Files
Abstract
In this era of Big Data, large-scale data storage provides the motivation for statisticians to analyze new types of data. The standard statistical techniques with the Euclidean metric are typically not designed to handle those new types of data. Because extracting useful information from these vast amounts of complex data is critical in modern research, there is a strong need to develop new approaches with non-Euclidean metrics for analyzing highly structured data. Among the complex data emerging in various fields of science, our research focuses on analysis of data objects.The first topic focuses on classification problems when predictors are observed as or aggregated into histograms. Because conventional classification methods take vectors as input, a natural approach converts histograms into vector-valued data using summary values, such as the mean or median. However, this approach forgoes the distributional information available in histograms. To address this issue, we propose a margin-based classifier called support histogram machine (SHM) for histogram-valued data. We adopt the support vector machine framework and the Wasserstein-Kantorovich metric to measure distances between histograms. The proposed optimization problem is solved by a dual approach. We then test the proposed SHM via simulated and real examples and demonstrate its superior performance to summary-value-based methods.

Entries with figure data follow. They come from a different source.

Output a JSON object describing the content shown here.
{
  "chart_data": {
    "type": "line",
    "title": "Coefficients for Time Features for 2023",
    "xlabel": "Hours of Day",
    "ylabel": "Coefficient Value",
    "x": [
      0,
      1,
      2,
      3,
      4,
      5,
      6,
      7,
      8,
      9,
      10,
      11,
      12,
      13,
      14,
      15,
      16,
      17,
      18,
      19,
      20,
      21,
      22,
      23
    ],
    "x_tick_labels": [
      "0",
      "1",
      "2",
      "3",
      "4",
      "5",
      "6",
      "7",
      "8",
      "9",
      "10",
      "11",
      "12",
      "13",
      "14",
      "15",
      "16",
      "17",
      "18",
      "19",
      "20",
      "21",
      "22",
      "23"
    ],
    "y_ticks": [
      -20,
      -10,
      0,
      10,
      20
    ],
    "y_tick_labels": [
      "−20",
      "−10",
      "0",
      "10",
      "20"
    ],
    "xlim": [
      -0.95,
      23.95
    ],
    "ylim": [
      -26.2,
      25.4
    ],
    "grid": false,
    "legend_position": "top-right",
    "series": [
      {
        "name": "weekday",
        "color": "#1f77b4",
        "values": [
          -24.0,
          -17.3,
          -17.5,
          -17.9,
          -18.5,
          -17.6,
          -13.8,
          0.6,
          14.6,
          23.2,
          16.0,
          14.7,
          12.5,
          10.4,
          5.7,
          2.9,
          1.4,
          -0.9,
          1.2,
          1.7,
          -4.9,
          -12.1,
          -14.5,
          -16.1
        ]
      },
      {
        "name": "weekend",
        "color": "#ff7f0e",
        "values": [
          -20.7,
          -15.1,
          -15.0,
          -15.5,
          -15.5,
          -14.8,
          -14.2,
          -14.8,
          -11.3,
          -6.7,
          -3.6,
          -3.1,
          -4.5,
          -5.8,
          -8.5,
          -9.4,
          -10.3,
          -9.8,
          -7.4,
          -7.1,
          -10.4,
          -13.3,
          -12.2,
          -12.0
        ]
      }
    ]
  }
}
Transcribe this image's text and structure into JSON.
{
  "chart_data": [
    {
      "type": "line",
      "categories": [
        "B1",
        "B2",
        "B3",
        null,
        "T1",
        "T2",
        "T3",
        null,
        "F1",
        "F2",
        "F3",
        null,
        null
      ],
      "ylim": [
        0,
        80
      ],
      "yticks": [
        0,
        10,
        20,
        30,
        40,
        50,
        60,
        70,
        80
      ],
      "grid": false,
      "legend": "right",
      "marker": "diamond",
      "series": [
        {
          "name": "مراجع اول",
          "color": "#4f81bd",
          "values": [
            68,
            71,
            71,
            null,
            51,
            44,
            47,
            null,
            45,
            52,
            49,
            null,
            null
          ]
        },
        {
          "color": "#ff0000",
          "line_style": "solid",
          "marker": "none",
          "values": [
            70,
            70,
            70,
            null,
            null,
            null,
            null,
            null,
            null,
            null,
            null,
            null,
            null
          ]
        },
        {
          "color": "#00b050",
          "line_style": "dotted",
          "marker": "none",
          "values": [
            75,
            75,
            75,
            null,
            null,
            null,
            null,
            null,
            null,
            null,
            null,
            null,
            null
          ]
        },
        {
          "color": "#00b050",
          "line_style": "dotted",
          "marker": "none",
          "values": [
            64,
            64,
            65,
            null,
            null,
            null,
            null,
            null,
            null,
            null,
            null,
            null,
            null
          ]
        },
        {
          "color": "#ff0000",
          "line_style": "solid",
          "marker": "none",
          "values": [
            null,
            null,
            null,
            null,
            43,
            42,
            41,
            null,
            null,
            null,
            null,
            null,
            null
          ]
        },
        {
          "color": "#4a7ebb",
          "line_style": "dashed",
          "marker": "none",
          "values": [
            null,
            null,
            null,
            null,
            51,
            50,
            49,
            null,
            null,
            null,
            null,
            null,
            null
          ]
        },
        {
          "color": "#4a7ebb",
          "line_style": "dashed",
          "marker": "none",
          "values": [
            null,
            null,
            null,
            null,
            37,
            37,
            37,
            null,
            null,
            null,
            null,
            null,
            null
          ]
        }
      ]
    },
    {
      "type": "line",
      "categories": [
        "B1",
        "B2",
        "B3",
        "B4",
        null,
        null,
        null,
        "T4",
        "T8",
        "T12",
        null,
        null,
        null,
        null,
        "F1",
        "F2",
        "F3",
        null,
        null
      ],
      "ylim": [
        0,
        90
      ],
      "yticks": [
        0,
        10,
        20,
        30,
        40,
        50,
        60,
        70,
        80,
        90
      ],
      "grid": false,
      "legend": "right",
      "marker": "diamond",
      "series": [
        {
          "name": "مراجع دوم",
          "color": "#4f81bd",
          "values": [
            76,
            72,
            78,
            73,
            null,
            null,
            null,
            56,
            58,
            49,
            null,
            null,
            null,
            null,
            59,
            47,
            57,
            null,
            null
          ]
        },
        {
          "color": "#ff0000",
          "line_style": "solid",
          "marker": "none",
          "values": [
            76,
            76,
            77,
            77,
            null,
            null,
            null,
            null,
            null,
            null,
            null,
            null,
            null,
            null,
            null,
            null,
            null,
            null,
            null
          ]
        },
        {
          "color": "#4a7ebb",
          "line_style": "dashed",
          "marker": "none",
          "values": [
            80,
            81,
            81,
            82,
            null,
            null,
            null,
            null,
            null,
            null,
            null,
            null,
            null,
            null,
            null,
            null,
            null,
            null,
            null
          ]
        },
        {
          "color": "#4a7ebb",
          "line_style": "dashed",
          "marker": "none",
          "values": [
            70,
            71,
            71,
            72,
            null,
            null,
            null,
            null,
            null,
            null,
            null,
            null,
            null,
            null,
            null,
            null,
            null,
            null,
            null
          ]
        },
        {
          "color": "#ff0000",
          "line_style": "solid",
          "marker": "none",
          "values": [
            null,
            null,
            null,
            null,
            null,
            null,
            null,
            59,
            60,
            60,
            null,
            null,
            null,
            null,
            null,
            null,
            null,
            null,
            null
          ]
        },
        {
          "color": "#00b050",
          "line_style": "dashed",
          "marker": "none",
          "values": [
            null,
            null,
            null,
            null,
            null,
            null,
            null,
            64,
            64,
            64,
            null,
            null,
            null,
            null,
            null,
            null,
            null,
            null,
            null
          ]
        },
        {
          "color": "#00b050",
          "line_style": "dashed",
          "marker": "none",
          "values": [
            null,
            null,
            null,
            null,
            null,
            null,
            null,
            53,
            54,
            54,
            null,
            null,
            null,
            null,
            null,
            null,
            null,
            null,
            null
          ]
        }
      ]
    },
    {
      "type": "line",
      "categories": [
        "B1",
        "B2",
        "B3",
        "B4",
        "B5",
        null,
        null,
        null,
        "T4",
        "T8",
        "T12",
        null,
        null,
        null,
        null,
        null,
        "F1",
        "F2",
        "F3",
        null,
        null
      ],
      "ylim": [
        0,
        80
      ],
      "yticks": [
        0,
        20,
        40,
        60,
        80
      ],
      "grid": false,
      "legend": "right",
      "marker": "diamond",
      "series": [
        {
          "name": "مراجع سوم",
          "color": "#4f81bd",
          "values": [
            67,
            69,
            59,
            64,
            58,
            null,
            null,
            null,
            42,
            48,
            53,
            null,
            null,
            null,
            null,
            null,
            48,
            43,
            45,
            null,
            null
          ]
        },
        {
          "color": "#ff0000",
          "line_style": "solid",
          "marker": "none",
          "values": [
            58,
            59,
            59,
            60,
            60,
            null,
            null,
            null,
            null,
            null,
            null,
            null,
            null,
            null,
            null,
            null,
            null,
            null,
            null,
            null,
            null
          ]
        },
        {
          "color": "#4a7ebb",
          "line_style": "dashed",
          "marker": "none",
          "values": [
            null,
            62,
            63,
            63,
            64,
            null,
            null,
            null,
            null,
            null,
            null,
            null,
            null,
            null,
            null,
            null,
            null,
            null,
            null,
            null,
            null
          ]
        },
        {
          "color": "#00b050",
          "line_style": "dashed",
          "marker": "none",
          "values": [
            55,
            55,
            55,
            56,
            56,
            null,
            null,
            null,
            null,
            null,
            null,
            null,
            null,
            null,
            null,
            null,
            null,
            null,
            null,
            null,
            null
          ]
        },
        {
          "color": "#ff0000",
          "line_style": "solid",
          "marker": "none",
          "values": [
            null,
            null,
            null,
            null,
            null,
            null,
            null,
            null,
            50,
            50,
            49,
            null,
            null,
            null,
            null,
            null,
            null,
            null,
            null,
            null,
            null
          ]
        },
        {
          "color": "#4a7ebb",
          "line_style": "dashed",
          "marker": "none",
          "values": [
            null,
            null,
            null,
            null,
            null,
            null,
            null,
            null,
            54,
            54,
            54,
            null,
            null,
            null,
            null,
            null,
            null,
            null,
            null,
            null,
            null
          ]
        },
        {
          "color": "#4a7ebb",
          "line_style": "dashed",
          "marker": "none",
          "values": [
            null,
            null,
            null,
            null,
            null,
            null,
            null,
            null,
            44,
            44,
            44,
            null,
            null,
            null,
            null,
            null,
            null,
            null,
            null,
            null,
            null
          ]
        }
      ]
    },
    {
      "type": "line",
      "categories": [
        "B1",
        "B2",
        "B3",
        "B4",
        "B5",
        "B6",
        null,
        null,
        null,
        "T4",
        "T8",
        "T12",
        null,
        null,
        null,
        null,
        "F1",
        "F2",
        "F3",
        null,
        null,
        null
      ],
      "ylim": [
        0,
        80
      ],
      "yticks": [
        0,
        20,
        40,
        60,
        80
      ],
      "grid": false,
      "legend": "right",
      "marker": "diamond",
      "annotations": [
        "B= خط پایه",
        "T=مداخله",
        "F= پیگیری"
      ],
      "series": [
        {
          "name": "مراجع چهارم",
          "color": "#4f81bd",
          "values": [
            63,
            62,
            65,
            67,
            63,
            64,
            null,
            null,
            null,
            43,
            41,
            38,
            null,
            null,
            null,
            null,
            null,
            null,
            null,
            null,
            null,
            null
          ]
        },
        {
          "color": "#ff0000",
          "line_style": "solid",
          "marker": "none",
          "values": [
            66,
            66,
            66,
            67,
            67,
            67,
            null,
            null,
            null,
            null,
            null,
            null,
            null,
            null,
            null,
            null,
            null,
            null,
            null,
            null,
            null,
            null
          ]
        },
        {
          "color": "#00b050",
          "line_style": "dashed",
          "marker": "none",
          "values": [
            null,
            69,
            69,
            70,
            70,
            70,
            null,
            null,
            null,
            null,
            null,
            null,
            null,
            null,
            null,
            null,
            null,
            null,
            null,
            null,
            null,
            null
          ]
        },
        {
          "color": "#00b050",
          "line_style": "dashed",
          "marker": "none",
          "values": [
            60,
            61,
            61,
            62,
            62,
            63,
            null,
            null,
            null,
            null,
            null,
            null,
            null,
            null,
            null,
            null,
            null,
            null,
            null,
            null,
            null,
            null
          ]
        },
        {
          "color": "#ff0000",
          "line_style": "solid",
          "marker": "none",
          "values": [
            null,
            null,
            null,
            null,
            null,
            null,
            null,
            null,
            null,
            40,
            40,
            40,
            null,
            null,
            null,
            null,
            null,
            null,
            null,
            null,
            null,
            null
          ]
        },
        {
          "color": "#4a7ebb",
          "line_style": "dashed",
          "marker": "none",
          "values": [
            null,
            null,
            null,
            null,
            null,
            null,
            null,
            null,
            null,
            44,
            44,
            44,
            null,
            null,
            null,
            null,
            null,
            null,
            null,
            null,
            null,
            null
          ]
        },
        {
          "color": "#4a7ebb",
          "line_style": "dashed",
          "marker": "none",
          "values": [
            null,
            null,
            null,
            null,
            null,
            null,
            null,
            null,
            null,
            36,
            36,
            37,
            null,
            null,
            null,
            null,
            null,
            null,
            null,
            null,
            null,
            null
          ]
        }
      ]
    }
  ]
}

In the second topic, we propose two clustering methods based on the Fréchet distance for
longitudinal data: Multivariate Fréchet K-means (MFKmL) and Sparse Fréchet K-medoids
(SFKmL). The Fréchet distance is a useful tool when measuring the similarity between trajectories
based on their shapes. The MFKmL method follows the standard K-means algorithm
with the Fréchet distance in multiple dimensions, and the SFKmL method introduces sparsity
with the variable-wise Fréchet distance in the K-medoids algorithm. A simulation study
suggests that SFKmL outperforms MFKmL and an existing clustering method. Moreover,
the real data analysis using SFKmL provides a clustering result that is interpretable from a
clinical perspective.
Lastly, we proposed a conditional distribution estimator in a regression setting with a histogram-valued target variable and vector-valued covariates. By partitioning the support of the target variable, the cumulative relative frequencies associated with the histogram bins are obtained and embedded into the output layer in the neural network. We explore the prediction performance of the proposed method in various simulation settings.